TONS of tools. Most written in Go. Several have API servers in addition to cli or TUI or web interfaces. The API interface to my apps makes LLM-driven development much faster.

https://github.com/michaelteter/docgen : create a single text file of your entire project, with a tree and some other useful bits. This is good for dropping into an LLM or research notebook instead of giving an LLM access to your actual project folder. It also can be put in your pre-commit script so you always have one single doc you can diff from one commit to the next.

md2pdf: markdown to PDF, relying on defaults and optional config files or cli args for formatting choices (such as page margins)

md2gslides: markdown, converted into slides, and using Google Slides API to generate the doc in my Google Drive. This saves me so much effort (I teach, so I make lesson plans/presentations all the time).

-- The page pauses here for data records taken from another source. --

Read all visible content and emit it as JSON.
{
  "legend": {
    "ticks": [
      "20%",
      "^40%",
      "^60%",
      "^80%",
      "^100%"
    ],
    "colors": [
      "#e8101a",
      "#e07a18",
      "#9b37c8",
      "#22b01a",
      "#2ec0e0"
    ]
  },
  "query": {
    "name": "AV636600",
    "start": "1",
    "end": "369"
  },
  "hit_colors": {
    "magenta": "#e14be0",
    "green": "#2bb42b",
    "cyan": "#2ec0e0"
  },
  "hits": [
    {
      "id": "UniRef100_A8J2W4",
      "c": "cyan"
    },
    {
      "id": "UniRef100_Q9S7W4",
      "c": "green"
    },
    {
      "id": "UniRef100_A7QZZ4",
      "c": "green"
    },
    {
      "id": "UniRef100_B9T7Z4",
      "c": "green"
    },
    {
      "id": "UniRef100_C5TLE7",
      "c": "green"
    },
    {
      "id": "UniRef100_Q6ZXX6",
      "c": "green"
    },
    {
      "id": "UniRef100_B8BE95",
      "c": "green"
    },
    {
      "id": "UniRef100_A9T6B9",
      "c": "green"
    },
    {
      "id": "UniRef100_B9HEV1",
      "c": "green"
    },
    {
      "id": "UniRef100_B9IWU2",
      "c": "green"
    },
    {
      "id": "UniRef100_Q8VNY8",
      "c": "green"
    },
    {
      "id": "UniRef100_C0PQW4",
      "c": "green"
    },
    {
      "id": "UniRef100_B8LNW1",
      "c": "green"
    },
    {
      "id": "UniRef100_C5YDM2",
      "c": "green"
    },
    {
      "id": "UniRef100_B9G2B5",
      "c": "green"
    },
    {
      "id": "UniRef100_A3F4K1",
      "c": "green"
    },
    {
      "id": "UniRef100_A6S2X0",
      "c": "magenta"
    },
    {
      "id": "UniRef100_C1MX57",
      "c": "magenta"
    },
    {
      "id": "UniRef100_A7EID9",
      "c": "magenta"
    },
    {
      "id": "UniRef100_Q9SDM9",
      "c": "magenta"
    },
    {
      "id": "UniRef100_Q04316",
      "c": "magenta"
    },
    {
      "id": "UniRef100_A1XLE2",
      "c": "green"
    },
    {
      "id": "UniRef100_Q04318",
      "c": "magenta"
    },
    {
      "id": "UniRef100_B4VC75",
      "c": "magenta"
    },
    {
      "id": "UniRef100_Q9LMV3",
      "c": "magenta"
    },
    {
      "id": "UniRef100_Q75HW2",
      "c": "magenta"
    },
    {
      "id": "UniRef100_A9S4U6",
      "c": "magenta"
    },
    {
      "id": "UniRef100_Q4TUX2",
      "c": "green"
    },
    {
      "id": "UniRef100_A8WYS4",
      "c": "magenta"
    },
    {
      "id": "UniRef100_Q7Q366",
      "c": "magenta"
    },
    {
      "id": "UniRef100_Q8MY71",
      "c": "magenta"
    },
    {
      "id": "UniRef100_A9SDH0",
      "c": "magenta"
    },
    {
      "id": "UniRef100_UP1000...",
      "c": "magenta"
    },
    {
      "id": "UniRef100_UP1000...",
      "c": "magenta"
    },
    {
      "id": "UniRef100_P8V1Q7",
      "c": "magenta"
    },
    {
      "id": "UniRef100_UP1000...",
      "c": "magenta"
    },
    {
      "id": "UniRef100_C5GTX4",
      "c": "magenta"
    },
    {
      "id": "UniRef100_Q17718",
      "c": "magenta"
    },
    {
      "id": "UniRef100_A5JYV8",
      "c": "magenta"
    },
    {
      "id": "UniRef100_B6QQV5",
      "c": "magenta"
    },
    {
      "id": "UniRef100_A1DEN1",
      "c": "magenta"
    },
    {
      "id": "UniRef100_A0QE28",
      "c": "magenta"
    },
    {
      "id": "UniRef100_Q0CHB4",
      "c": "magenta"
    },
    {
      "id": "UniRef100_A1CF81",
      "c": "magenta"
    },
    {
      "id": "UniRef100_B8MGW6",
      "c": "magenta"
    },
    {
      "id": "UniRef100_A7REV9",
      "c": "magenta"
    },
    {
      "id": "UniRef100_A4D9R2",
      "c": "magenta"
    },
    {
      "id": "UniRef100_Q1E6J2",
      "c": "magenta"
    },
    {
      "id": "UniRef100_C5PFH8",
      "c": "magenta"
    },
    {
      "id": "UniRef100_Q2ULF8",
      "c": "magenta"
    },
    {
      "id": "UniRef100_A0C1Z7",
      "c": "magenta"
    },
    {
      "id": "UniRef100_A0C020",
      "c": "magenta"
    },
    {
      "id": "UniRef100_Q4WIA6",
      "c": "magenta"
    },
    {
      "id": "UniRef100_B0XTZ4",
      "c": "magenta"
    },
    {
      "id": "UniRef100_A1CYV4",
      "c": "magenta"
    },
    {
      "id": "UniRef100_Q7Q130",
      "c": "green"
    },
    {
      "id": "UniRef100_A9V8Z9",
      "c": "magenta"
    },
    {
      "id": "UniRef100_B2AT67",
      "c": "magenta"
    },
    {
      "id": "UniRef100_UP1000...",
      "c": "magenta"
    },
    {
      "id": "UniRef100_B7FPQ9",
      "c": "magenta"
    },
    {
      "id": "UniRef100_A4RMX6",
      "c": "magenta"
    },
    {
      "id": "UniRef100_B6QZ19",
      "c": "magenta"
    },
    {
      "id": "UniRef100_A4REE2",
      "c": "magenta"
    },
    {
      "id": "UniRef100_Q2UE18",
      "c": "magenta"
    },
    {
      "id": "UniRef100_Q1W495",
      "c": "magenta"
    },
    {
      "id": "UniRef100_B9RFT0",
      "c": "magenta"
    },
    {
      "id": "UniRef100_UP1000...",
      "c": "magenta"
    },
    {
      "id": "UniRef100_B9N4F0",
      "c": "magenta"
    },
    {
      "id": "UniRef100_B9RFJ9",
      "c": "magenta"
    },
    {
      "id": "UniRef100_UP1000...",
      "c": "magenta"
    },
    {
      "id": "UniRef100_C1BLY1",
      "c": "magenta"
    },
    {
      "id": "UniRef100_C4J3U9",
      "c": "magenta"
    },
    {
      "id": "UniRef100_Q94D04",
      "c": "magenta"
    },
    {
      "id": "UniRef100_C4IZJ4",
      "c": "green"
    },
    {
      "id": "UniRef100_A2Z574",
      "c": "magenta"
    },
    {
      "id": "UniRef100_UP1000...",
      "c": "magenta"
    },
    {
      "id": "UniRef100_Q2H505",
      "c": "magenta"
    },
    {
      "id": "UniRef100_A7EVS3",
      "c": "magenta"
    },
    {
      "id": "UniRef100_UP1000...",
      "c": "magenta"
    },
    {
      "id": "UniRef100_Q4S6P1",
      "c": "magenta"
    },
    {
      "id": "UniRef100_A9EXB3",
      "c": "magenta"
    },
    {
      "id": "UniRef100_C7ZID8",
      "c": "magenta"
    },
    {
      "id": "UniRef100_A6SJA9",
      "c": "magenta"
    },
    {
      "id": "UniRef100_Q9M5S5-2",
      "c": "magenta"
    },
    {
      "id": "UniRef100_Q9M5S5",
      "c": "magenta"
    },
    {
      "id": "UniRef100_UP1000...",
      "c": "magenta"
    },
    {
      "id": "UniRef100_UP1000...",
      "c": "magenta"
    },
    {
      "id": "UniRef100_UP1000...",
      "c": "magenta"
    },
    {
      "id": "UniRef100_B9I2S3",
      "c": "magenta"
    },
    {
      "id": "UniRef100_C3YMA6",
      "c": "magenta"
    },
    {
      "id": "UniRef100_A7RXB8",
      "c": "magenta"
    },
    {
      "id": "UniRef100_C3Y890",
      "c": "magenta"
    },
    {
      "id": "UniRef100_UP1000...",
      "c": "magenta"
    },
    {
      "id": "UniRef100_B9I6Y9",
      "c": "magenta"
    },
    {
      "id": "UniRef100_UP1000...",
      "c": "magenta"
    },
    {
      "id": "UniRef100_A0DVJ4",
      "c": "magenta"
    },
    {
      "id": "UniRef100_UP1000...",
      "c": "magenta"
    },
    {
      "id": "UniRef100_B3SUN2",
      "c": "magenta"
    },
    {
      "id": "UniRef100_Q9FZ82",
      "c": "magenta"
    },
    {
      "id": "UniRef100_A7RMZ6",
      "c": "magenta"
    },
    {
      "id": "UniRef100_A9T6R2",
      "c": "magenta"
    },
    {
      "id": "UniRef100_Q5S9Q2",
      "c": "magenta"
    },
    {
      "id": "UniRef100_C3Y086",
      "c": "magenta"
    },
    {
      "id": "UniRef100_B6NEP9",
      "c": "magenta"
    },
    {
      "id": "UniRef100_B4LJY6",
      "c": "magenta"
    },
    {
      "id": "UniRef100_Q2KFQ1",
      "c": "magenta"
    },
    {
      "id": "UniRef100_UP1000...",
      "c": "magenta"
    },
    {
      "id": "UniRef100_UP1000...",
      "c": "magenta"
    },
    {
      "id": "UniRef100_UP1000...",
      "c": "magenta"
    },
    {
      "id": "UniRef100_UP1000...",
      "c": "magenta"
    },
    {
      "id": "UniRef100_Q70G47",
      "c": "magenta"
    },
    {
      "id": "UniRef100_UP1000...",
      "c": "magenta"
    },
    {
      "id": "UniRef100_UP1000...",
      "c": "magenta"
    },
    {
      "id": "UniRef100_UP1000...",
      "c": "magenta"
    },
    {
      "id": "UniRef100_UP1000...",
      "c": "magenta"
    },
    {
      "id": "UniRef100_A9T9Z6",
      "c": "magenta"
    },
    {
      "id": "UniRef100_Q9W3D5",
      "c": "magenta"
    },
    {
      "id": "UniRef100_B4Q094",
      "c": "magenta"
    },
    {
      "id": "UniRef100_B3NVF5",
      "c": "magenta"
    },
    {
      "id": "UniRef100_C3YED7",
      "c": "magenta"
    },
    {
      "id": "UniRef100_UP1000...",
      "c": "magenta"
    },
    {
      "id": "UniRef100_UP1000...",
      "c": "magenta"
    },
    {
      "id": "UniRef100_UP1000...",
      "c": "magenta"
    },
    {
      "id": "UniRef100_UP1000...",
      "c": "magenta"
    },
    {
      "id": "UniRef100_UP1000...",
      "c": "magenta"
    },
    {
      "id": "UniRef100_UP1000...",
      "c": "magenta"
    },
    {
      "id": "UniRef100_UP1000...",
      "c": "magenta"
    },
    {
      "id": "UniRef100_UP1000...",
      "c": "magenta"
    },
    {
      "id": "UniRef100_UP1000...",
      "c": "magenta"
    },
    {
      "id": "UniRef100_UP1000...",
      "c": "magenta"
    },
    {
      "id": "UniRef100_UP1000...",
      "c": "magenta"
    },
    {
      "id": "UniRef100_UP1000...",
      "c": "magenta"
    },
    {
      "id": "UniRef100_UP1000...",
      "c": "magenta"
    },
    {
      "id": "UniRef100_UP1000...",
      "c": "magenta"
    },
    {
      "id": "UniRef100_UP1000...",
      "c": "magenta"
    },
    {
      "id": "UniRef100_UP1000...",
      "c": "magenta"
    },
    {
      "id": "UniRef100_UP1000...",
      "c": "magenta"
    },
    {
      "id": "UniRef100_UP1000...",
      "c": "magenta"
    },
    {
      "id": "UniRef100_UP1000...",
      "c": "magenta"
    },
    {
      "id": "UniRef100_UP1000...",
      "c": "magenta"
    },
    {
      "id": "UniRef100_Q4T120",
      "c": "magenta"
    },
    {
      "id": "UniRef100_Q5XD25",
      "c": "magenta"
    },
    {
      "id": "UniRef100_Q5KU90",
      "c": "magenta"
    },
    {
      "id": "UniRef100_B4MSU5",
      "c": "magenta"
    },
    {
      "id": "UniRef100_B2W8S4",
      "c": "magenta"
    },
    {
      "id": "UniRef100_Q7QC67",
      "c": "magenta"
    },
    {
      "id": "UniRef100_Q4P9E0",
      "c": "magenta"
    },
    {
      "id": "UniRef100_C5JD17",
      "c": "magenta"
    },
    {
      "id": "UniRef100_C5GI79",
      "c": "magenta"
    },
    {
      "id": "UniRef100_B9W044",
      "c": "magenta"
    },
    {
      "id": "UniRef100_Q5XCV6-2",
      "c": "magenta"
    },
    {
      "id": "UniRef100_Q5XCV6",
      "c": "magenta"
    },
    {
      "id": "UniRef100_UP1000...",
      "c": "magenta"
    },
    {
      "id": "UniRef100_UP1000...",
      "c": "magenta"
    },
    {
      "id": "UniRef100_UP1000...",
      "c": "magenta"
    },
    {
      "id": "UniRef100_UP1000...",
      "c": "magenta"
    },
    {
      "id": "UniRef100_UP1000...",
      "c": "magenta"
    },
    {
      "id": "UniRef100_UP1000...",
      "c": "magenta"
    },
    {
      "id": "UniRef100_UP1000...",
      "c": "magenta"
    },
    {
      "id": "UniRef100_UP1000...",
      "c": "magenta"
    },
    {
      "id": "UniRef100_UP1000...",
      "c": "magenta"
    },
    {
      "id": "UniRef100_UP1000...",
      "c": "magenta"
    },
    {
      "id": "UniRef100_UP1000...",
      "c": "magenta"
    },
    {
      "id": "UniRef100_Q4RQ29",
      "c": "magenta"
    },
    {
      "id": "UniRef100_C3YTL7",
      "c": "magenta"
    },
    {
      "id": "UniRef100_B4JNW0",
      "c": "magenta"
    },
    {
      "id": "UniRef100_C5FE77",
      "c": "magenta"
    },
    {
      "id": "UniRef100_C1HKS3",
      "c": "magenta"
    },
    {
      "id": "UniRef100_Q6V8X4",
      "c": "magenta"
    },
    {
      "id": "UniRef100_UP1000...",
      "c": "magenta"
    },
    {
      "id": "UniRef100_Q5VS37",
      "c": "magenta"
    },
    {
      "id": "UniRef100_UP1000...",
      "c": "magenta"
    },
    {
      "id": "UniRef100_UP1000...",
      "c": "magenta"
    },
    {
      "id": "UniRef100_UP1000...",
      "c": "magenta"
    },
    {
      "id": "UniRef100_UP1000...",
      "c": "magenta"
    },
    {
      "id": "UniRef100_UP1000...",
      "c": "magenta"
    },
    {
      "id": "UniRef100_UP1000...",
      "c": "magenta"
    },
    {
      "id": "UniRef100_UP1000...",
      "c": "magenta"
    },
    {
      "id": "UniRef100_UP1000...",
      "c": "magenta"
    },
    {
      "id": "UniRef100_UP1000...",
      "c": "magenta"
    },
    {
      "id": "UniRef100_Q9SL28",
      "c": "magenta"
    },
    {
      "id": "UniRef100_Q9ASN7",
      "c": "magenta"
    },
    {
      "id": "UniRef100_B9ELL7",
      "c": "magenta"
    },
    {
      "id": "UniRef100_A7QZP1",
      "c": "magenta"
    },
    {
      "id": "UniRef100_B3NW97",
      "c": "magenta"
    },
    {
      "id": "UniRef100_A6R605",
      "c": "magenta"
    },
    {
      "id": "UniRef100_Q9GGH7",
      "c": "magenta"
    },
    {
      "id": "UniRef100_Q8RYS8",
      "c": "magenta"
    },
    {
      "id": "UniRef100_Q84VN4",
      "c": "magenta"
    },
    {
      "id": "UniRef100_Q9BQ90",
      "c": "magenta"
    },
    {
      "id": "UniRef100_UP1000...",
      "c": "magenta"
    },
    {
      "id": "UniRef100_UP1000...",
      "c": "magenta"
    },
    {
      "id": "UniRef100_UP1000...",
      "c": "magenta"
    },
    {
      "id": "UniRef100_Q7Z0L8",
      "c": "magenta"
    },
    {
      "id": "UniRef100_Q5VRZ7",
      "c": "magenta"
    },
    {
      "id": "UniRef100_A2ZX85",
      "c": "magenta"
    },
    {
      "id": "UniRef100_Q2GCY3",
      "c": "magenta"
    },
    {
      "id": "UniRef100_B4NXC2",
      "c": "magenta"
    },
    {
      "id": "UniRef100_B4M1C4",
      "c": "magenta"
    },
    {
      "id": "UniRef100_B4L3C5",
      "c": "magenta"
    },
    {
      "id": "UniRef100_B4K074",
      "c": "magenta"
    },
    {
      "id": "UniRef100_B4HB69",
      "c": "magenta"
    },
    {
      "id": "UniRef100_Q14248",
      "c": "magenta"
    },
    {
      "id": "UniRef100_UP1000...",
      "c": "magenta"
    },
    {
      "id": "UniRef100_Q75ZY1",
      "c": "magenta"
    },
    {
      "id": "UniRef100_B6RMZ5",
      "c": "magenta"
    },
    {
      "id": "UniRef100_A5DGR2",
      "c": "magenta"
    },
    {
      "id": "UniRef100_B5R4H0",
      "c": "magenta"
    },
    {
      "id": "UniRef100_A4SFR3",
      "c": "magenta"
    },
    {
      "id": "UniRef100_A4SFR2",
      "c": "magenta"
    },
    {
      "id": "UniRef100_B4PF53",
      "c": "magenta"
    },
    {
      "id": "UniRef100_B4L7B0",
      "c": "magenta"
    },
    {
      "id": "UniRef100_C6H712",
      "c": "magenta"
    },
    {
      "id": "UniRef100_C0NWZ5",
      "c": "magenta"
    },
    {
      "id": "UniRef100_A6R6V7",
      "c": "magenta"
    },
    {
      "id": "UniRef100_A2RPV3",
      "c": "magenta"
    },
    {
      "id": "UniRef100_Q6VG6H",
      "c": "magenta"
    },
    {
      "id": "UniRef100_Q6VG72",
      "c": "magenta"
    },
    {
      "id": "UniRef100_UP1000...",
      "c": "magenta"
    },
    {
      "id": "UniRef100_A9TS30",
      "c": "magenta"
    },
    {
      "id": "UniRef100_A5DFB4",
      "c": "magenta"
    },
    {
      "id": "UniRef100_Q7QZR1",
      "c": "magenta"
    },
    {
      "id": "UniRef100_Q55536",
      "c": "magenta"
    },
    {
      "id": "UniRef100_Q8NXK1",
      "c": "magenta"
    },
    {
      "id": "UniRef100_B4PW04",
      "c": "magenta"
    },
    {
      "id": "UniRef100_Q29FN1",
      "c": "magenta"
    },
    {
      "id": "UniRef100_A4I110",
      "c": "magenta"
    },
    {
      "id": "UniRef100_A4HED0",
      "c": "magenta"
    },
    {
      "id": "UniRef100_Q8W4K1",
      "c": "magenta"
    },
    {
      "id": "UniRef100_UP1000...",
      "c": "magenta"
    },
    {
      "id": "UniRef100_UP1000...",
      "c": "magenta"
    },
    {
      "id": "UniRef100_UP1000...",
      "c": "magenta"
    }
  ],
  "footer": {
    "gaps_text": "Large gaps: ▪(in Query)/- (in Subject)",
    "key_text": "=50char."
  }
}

get-music: TUI app that lets me search Youtube and easily queue up to download one or more of the search results. Then I take the downloaded content, split out the audio, LLM process the video title, add metadata for music, and then provide an easy command interface for local searches and playback of downloaded content.

bookmarks: TUI for slurping all the URLs from my browser, LLM-tagging each url based on the tag list I provide with the prompt and url, and lots of features for managing priority, show/hide tags, etc. This was to help me stop worrying about having a hundred tabs open. Now I can just sweep them up into my own private, encrypted (sqlite) db.

ESL-Planner: Complete web app for building class plans for teaching English (based on params, such as student age range, skill level, specific teaching language (what we want to teach), etc. It's close to being ready to productize and release as SaaS, but I built it for myself initially.

Numerous other tools plus a guide doc listing all the tools and what they do. These resources are then made available to LLMs when I'm developing, saving me (and the LLM) the time of hand-crafting the same tooling over and over.